Packet Marking for Traceback of Illegal Content Distribution

Roy S. Rapoport rsr at inorganic.org
Thu Apr 15 21:26:11 PDT 2004


On Thu, Apr 15, 2004 at 08:21:43PM -0700, richard childers / kg6hac wrote:
> To overcome such spoofed source addresses, the Penn State researchers 
> propose a strategy in which every message or data packet is marked with 
> an identifying number by a border router. Border routers are peripheral 
> stations that a packet passes through on its way onto the Internet.
> 
> Since every packet is forwarded onto the Internet and marked by only one 
> trustworthy border router, spoofers would not be able to insert false 
> marks on their packets to undermine trace back.

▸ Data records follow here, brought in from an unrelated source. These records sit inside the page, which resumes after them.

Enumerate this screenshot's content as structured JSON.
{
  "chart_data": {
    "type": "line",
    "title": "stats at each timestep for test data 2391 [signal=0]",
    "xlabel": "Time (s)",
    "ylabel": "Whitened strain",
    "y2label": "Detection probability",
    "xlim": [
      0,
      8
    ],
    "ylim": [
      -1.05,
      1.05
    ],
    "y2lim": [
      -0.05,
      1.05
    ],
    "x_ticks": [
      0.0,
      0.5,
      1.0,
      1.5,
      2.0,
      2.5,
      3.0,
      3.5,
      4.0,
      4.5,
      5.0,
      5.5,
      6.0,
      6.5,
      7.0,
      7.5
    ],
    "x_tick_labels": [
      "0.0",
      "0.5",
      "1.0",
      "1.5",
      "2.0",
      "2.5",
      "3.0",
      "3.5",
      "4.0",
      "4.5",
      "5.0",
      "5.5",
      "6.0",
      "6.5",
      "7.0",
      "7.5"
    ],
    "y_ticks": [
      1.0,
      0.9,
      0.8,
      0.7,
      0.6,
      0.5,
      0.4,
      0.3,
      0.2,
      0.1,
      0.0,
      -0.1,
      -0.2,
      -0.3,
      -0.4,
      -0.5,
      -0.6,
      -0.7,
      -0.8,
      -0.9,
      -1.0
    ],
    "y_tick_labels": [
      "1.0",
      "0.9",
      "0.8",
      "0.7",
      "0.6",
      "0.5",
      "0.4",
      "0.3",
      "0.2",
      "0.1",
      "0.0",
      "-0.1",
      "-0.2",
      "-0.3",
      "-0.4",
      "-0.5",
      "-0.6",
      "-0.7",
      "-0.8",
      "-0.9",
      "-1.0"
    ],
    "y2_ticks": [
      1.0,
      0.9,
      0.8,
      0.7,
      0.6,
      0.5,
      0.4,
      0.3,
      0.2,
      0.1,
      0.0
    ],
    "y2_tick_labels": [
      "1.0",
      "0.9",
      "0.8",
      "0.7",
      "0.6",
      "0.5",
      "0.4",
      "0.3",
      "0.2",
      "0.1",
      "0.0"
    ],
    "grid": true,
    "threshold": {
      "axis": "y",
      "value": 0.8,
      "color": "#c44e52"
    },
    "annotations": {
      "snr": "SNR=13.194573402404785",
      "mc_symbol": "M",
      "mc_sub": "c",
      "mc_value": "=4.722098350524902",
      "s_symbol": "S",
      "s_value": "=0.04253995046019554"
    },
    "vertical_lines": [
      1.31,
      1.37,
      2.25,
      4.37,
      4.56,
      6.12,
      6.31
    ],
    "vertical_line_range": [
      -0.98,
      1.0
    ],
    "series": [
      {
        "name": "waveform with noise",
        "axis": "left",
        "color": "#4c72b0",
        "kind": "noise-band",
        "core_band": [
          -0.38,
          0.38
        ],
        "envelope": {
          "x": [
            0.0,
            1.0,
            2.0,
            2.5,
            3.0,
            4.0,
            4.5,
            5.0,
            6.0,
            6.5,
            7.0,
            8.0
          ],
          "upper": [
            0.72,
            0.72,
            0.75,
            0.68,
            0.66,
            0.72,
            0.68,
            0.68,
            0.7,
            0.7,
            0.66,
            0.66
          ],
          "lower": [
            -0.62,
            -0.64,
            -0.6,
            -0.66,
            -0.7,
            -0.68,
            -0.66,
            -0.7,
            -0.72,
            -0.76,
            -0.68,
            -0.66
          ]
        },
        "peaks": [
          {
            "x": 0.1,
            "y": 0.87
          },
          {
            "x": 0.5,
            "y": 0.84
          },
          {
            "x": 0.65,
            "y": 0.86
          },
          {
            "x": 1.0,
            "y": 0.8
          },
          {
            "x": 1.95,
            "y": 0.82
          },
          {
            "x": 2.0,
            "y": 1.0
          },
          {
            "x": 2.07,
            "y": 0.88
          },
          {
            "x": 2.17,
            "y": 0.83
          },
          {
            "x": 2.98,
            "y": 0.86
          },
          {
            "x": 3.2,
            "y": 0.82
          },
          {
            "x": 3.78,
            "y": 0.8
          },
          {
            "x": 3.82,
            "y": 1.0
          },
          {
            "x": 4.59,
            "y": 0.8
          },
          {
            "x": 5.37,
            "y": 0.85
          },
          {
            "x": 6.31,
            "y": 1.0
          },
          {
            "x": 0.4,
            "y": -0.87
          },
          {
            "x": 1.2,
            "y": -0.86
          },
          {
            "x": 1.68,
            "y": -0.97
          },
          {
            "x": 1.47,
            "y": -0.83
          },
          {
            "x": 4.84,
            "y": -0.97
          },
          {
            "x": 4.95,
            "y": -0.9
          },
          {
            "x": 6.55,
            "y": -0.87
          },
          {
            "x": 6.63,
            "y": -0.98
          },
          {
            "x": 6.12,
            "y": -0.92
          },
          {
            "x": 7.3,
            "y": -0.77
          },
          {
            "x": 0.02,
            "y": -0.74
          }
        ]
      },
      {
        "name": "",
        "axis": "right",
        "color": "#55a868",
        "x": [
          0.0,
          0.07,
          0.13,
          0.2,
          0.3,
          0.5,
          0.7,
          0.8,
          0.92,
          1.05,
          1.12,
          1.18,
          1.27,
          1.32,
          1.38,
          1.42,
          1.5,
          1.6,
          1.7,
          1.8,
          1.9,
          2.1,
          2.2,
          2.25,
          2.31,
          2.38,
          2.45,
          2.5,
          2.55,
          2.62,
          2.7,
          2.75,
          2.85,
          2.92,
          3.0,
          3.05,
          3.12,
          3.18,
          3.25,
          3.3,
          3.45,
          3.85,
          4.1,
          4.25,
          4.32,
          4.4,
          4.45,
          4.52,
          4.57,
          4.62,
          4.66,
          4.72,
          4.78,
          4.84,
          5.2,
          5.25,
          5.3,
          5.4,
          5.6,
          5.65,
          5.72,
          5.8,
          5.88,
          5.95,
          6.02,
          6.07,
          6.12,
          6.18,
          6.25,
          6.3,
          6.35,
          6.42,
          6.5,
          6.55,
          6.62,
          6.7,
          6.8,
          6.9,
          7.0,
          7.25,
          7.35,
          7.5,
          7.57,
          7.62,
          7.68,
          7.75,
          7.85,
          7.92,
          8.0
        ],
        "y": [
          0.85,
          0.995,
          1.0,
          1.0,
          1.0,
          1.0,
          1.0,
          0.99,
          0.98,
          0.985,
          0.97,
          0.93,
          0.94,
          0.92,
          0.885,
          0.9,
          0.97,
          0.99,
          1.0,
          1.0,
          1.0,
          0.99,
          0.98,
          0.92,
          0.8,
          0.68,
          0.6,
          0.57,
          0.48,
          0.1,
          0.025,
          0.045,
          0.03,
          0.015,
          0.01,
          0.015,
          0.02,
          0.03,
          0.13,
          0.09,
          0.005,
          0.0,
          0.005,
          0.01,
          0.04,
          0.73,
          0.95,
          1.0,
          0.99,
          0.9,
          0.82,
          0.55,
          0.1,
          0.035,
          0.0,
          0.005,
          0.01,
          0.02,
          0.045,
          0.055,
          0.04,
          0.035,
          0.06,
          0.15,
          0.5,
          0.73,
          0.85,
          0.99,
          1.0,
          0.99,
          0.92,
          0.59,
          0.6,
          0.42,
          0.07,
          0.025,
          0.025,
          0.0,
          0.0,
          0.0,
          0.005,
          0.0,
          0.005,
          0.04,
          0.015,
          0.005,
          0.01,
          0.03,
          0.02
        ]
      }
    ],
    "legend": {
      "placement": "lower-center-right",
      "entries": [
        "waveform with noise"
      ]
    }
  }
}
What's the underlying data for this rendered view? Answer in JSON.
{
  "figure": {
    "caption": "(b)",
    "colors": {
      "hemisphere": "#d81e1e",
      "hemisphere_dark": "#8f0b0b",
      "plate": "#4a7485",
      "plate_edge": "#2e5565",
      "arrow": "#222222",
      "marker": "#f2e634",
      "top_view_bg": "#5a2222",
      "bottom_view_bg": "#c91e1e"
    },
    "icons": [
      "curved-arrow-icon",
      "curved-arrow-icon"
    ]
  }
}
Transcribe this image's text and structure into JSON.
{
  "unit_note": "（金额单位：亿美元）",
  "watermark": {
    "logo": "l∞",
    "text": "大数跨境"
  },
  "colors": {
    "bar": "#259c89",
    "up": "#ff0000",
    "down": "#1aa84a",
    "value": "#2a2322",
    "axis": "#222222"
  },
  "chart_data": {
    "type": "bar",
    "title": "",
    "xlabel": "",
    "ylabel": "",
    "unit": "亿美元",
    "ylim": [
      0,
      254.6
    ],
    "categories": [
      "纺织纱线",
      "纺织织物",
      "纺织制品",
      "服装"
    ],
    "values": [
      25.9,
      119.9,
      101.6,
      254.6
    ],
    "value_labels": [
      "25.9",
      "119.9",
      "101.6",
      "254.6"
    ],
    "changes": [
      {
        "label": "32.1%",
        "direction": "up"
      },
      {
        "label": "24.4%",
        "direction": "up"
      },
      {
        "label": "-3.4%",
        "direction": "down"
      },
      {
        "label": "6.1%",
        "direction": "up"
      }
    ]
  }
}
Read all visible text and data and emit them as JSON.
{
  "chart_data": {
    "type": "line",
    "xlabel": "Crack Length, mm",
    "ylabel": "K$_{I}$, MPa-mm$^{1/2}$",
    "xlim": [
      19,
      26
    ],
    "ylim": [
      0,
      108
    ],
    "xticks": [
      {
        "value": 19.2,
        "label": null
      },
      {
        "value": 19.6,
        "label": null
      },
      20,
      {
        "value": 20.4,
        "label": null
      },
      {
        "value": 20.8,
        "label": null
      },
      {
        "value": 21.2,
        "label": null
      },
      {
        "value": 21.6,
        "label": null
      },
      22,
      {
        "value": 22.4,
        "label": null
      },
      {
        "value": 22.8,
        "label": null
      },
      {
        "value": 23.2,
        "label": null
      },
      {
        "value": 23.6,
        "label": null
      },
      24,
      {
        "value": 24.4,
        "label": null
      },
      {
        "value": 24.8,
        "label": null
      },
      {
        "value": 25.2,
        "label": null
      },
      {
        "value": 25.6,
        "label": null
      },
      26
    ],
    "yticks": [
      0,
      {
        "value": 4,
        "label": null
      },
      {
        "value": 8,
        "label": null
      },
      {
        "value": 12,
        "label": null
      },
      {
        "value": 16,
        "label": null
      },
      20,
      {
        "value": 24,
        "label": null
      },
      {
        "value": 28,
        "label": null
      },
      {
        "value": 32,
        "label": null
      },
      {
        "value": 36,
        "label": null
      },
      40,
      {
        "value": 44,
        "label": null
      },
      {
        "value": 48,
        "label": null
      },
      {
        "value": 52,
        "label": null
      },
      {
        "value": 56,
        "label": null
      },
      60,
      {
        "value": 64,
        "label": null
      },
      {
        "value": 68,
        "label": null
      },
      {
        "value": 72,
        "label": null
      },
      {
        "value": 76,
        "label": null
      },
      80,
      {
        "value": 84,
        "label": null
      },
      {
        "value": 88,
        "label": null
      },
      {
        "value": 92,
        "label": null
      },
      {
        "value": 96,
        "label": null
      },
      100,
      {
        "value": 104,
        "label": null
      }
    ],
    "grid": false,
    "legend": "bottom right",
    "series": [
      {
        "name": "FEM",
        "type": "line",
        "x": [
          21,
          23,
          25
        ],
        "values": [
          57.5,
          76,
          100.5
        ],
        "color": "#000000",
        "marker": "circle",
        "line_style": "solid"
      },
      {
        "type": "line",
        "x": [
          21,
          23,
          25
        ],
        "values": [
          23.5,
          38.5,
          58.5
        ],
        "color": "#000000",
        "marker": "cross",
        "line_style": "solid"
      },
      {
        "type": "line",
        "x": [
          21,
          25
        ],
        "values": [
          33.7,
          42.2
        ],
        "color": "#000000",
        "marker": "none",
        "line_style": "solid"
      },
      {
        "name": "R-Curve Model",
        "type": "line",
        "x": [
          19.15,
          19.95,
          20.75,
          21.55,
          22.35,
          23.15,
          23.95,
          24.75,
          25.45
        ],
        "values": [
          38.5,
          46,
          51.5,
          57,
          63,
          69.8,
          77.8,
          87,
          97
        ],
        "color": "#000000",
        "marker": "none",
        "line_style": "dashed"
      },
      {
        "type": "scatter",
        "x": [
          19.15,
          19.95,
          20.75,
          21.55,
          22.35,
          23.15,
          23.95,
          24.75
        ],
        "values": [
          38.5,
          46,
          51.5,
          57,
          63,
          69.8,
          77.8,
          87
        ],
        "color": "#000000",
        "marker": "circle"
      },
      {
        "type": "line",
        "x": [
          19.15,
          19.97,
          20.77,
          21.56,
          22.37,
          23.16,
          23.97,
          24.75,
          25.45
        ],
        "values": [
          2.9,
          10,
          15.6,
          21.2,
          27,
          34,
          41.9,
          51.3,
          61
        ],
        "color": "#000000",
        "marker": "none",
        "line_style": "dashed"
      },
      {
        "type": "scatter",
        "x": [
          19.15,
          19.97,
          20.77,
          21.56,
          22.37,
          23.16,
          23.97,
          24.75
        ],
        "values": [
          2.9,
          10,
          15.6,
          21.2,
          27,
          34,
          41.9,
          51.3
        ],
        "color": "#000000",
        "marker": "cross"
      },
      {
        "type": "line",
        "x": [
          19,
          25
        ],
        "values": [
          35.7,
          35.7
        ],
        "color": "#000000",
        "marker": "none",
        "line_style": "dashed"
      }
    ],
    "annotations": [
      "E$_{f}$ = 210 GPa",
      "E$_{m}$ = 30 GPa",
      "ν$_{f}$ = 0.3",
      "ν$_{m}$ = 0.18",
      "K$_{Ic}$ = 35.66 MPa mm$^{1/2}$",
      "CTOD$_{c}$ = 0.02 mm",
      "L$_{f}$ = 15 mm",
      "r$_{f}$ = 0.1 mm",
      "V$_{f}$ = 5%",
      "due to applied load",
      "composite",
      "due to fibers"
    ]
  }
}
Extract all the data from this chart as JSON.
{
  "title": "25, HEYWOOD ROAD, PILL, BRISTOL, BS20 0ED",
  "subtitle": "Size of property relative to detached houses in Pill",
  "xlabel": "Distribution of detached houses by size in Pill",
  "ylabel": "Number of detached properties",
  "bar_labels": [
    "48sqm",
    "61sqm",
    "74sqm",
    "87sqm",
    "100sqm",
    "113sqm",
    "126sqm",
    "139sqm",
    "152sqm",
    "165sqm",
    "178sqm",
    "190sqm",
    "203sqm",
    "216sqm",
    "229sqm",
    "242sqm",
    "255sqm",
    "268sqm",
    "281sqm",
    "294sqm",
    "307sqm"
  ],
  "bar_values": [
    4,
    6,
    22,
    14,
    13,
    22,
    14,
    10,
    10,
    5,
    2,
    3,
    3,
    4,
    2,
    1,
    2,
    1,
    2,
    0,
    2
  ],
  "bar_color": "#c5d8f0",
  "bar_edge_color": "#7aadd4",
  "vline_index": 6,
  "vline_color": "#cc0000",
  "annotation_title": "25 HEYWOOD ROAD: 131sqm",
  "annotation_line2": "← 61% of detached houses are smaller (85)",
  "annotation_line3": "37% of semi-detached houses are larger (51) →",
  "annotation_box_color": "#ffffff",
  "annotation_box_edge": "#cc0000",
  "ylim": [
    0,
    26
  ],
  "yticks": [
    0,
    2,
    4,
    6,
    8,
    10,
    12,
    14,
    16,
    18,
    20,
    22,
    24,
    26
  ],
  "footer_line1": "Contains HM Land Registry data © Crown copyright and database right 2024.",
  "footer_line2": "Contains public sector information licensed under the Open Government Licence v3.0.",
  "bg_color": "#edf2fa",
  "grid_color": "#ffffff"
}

The packets would always 
> be traceable to a specific border router and could be stopped or 
> investigated at that point."

Is it just me, or does this translate to "as long as every entry point to
the internet does the Correct Thing and uses our suggested system to mark
their outbound packets, we'll make sure that nobody forges TCP/IP," which
sort of neglects the fact that, today, every entity's border gateway is
ethically supposed to do this anyway -- certainly, my _home_ router is set
to start screaming if it sees packets outbound from a network other than my
own.  

In other words, if everyone followed their complex solution, the problem
would be solved; but if everyone was willing to do something like this,
they'd be even more willing to use current capabilities to do something
much simpler that would *also* solve the problem.  That people aren't doing
that suggests that they wouldn't be able to do something even more
complicated.

> The complete URL - for those whom do not shield their eyes when they see 
> HTML - is below:
> 
>    http://www.psu.edu/ur/2004/traceback.html

That's HTML in the same way that 
this
is HTML.  Technically true, but meaningless.